Durant tout le temps qu'ils passèrent ensemble, Hermione n'entendit parler que de Malfoy. Elle n'en revenait pas. Il avait passé près d'une année entière à venir le voir la nuit, en lâche, et la première fois que Ted le rencontrait, voilà qu'il occupait plus de place que n'importe qui.

La jeune femme poussa le fauteuil dans lequel l'enfant était assis jusqu'à un petit kiosque. Elle sorti une fiole de potion bleue très sombre que le petit avala d'un coup. « C'est bon, je suis prêt. ». Hermione tendit ses mains qu'il attrapa avant de poser ses pieds sur le sol. La potion jouait le rôle de la moelle épinière en créant des liens faibles et provisoires à l'intérieur des tissus. Le garçon s'appuya de toutes les forces et fit un petit pas.

C'était comme ça tous les jours, la potion le reconstruisait lentement, ce qui permettrait à l'enfant de marcher de nouveau. Ils passèrent l'heure et demi quotidienne à faire de la rééducation puis Hermione ramena le garçon à l'intérieur. Harry, Ginny et Ron étaient là quand ils arrivèrent dans la chambre et la jeune femme compris tout à fait l'expression d'incompréhension qui se peignit sur leur visage.

Les trois visiteurs restèrent un petit moment avec Teddy, qui leur bassina les oreilles avec sa rencontre extraordinaire avec le monsieur de ses rêves, pendant que tata Mione terminait son service jusqu'à la pause du midi. C'est à ce moment-là que les adultes se retrouvèrent pour discuter un peu.

« Tu l'as vu toi ?

– Qui ? Malfoy ? Oui, cette nuit je suis rentrée dans la chambre et il dormait sur un fauteuil, répondit Hermione.

-Et tu l'y a laissé ? rétorque Ron.

– Je n'allais pas le réveiller et risquer de faire de même pour Ted, ça aurait fait pareil.

– Ouais. Et ça fait combien de temps qu'il vient la nuit ?

– Je ne sais pas, dix peut-être douze mois. En tout cas, c'est à peu près quand les rêves ont commencé.

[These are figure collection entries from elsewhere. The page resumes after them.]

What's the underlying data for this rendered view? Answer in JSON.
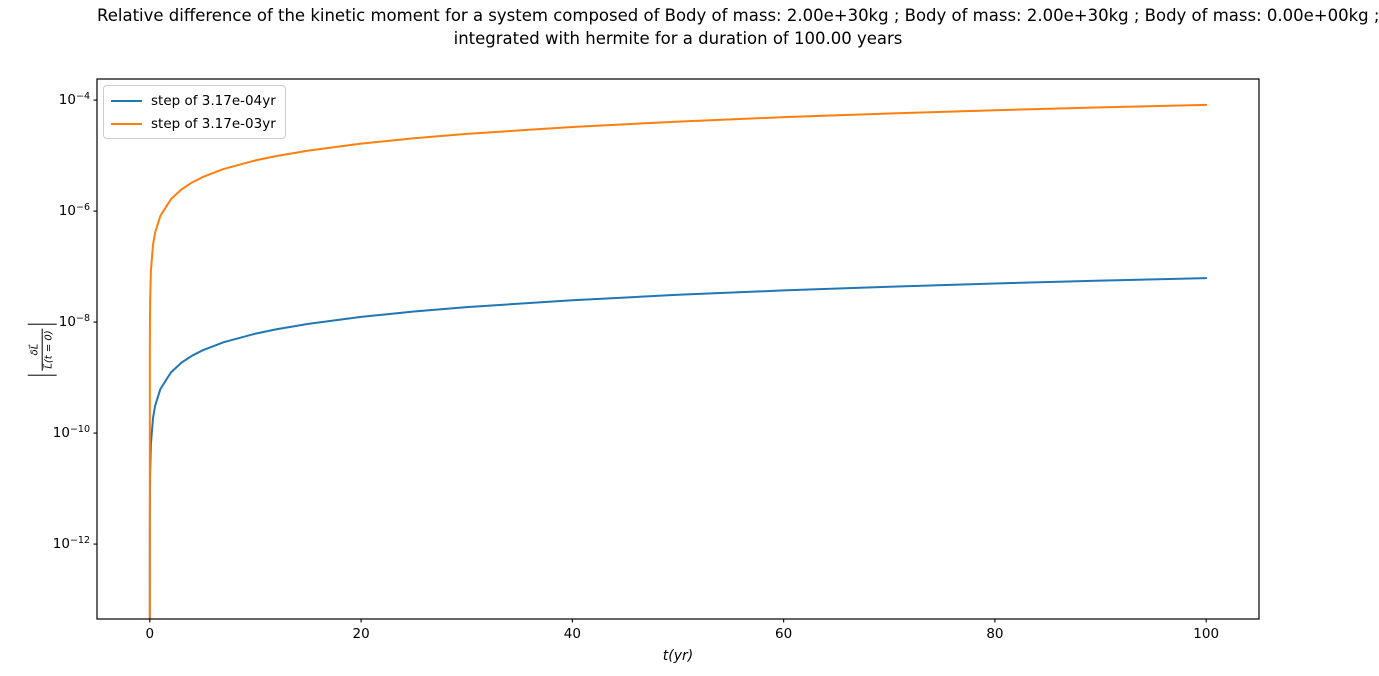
{
  "title": {
    "line1": "Relative difference of the kinetic moment for a system composed of Body of mass: 2.00e+30kg ; Body of mass: 2.00e+30kg ; Body of mass: 0.00e+00kg ;",
    "line2": "integrated with hermite for a duration of 100.00 years"
  },
  "chart_data": {
    "type": "line",
    "title": "Relative difference of the kinetic moment for a system composed of Body of mass: 2.00e+30kg ; Body of mass: 2.00e+30kg ; Body of mass: 0.00e+00kg ; integrated with hermite for a duration of 100.00 years",
    "xlabel": "t(yr)",
    "ylabel": "|δL⃗ / L⃗(t = 0)|",
    "ylabel_parts": {
      "numerator": "δL⃗",
      "denominator": "L⃗(t = 0)"
    },
    "x_ticks": [
      0,
      20,
      40,
      60,
      80,
      100
    ],
    "y_tick_exponents": [
      -4,
      -6,
      -8,
      -10,
      -12
    ],
    "xlim": [
      -5,
      105
    ],
    "ylim_log10": [
      -13.35,
      -3.62
    ],
    "grid": false,
    "legend_position": "upper left",
    "background": "#ffffff",
    "series": [
      {
        "name": "step of 3.17e-04yr",
        "color": "#1f77b4",
        "x": [
          0,
          0.000317,
          0.001,
          0.003,
          0.01,
          0.03,
          0.1,
          0.3,
          0.5,
          1,
          2,
          3,
          4,
          5,
          7,
          10,
          12,
          15,
          20,
          25,
          30,
          40,
          50,
          60,
          70,
          80,
          90,
          100
        ],
        "y": [
          0,
          1.97e-13,
          6.2e-13,
          1.86e-12,
          6.2e-12,
          1.86e-11,
          6.2e-11,
          1.86e-10,
          3.1e-10,
          6.2e-10,
          1.24e-09,
          1.86e-09,
          2.48e-09,
          3.1e-09,
          4.34e-09,
          6.2e-09,
          7.44e-09,
          9.3e-09,
          1.24e-08,
          1.55e-08,
          1.86e-08,
          2.48e-08,
          3.1e-08,
          3.72e-08,
          4.34e-08,
          4.96e-08,
          5.58e-08,
          6.2e-08
        ]
      },
      {
        "name": "step of 3.17e-03yr",
        "color": "#ff7f0e",
        "x": [
          0,
          0.00317,
          0.01,
          0.03,
          0.1,
          0.3,
          0.5,
          1,
          2,
          3,
          4,
          5,
          7,
          10,
          12,
          15,
          20,
          25,
          30,
          40,
          50,
          60,
          70,
          80,
          90,
          100
        ],
        "y": [
          0,
          2.6e-09,
          8.2e-09,
          2.46e-08,
          8.2e-08,
          2.46e-07,
          4.1e-07,
          8.2e-07,
          1.64e-06,
          2.46e-06,
          3.28e-06,
          4.1e-06,
          5.74e-06,
          8.2e-06,
          9.84e-06,
          1.23e-05,
          1.64e-05,
          2.05e-05,
          2.46e-05,
          3.28e-05,
          4.1e-05,
          4.92e-05,
          5.74e-05,
          6.56e-05,
          7.38e-05,
          8.2e-05
        ]
      }
    ]
  }
}
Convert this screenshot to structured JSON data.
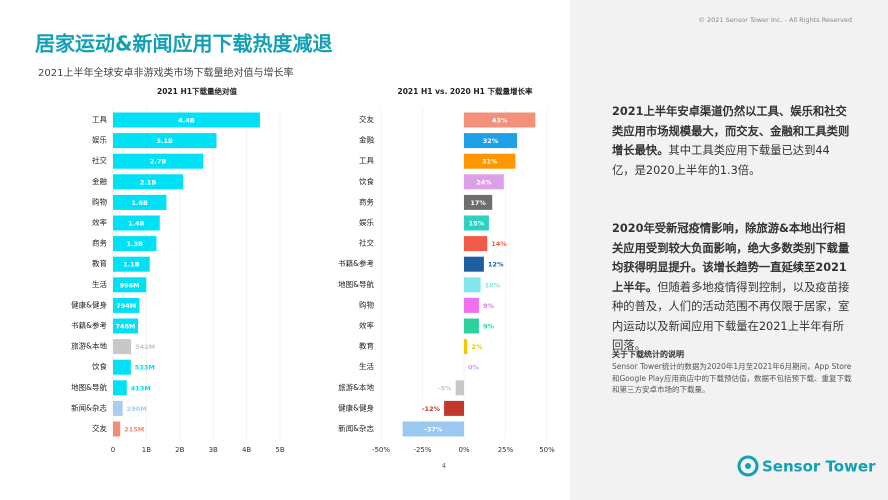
{
  "header": {
    "title": "居家运动&新闻应用下载热度减退",
    "subtitle": "2021上半年全球安卓非游戏类市场下载量绝对值与增长率"
  },
  "chart_data": [
    {
      "type": "bar",
      "orientation": "horizontal",
      "title": "2021 H1下载量绝对值",
      "categories": [
        "工具",
        "娱乐",
        "社交",
        "金融",
        "购物",
        "效率",
        "商务",
        "教育",
        "生活",
        "健康&健身",
        "书籍&参考",
        "旅游&本地",
        "饮食",
        "地图&导航",
        "新闻&杂志",
        "交友"
      ],
      "values": [
        4.4,
        3.1,
        2.7,
        2.1,
        1.6,
        1.4,
        1.3,
        1.1,
        0.996,
        0.794,
        0.748,
        0.542,
        0.533,
        0.413,
        0.29,
        0.215
      ],
      "value_labels": [
        "4.4B",
        "3.1B",
        "2.7B",
        "2.1B",
        "1.6B",
        "1.4B",
        "1.3B",
        "1.1B",
        "996M",
        "794M",
        "748M",
        "542M",
        "533M",
        "413M",
        "290M",
        "215M"
      ],
      "colors": [
        "#00e1f5",
        "#00e1f5",
        "#00e1f5",
        "#00e1f5",
        "#00e1f5",
        "#00e1f5",
        "#00e1f5",
        "#00e1f5",
        "#00e1f5",
        "#00e1f5",
        "#00e1f5",
        "#c8c8c8",
        "#00e1f5",
        "#00e1f5",
        "#a8cdf0",
        "#f08c78"
      ],
      "xlim": [
        0,
        5
      ],
      "xticks": [
        0,
        {
          "value": 1,
          "label": "1B"
        },
        {
          "value": 2,
          "label": "2B"
        },
        {
          "value": 3,
          "label": "3B"
        },
        {
          "value": 4,
          "label": "4B"
        },
        {
          "value": 5,
          "label": "5B"
        }
      ],
      "grid": true
    },
    {
      "type": "bar",
      "orientation": "horizontal",
      "title": "2021 H1 vs. 2020 H1 下载量增长率",
      "categories": [
        "交友",
        "金融",
        "工具",
        "饮食",
        "商务",
        "娱乐",
        "社交",
        "书籍&参考",
        "地图&导航",
        "购物",
        "效率",
        "教育",
        "生活",
        "旅游&本地",
        "健康&健身",
        "新闻&杂志"
      ],
      "values": [
        43,
        32,
        31,
        24,
        17,
        15,
        14,
        12,
        10,
        9,
        9,
        2,
        0,
        -5,
        -12,
        -37
      ],
      "value_labels": [
        "43%",
        "32%",
        "31%",
        "24%",
        "17%",
        "15%",
        "14%",
        "12%",
        "10%",
        "9%",
        "9%",
        "2%",
        "0%",
        "-5%",
        "-12%",
        "-37%"
      ],
      "colors": [
        "#f4907a",
        "#1ea0e6",
        "#ff9800",
        "#dca0e8",
        "#6e6e6e",
        "#2ed0c0",
        "#f05a46",
        "#1e5fa0",
        "#80e8e8",
        "#f06ef0",
        "#2ed2a0",
        "#f0c800",
        "#c8a0f0",
        "#c8c8c8",
        "#c0392b",
        "#9ac8f0"
      ],
      "xlim": [
        -50,
        50
      ],
      "xticks": [
        {
          "value": -50,
          "label": "-50%"
        },
        {
          "value": -25,
          "label": "-25%"
        },
        {
          "value": 0,
          "label": "0%"
        },
        {
          "value": 25,
          "label": "25%"
        },
        {
          "value": 50,
          "label": "50%"
        }
      ],
      "grid": true
    }
  ],
  "panel": {
    "paragraphs": [
      {
        "bold": "2021上半年安卓渠道仍然以工具、娱乐和社交类应用市场规模最大，而交友、金融和工具类则增长最快。",
        "text": "其中工具类应用下载量已达到44亿，是2020上半年的1.3倍。"
      },
      {
        "bold": "2020年受新冠疫情影响，除旅游&本地出行相关应用受到较大负面影响，绝大多数类别下载量均获得明显提升。该增长趋势一直延续至2021上半年。",
        "text": "但随着多地疫情得到控制，以及疫苗接种的普及，人们的活动范围不再仅限于居家，室内运动以及新闻应用下载量在2021上半年有所回落。"
      }
    ],
    "note_title": "关于下载统计的说明",
    "note_text": "Sensor Tower统计的数据为2020年1月至2021年6月期间，App Store和Google Play应用商店中的下载预估值，数据不包括预下载、重复下载和第三方安卓市场的下载量。"
  },
  "footer": {
    "copyright": "© 2021 Sensor Tower Inc. - All Rights Reserved",
    "page": "4",
    "logo": "Sensor Tower"
  }
}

– Peut-être qu'il faut lui dire la vérité, intervint Harry.

-Quoi ? Tu veux lui dire qu'il est de la même famille que Malfoy ? Pour qu'il devienne encore plus affectueux ?

– On ne peut pas lui enlever ça, Hermione. Bien que ça ne m'enchante pas non plus, Malfoy est sa seule famille en termes de sang et s'il vient le voir depuis aussi longtemps c'est qu'il en est conscient.

– Je ne sais pas si c'est une bonne idée Harry. Je sais que Malfoy n'est plus celui qu'il était à Poudlard, mais quand même.

– Comment avance sa guérison sinon ? demanda Ginny.

– La potion fait effet, chaque jour est plus prometteur que le précédent. J'ai espoir pour que dans une bonne année il soit remis sur pieds. Bon, je dois vous laisser, je reprends mon service.

– Tu es libre ce week-end ? lança Ginny.

– Oui, sauf le samedi après-midi, pourquoi ?

– J'aimerais qu'on sorte un peu, ça fait longtemps que tu n'es pas venue avec nous, et Bill et Fleur viennent rendre visite à maman et papa. On pourrait se retrouver samedi soir, on mange quelque part et tu viens dormir à la maison.

– D'accord. »

Et la brune s'en alla dans les couloirs, continuant son service.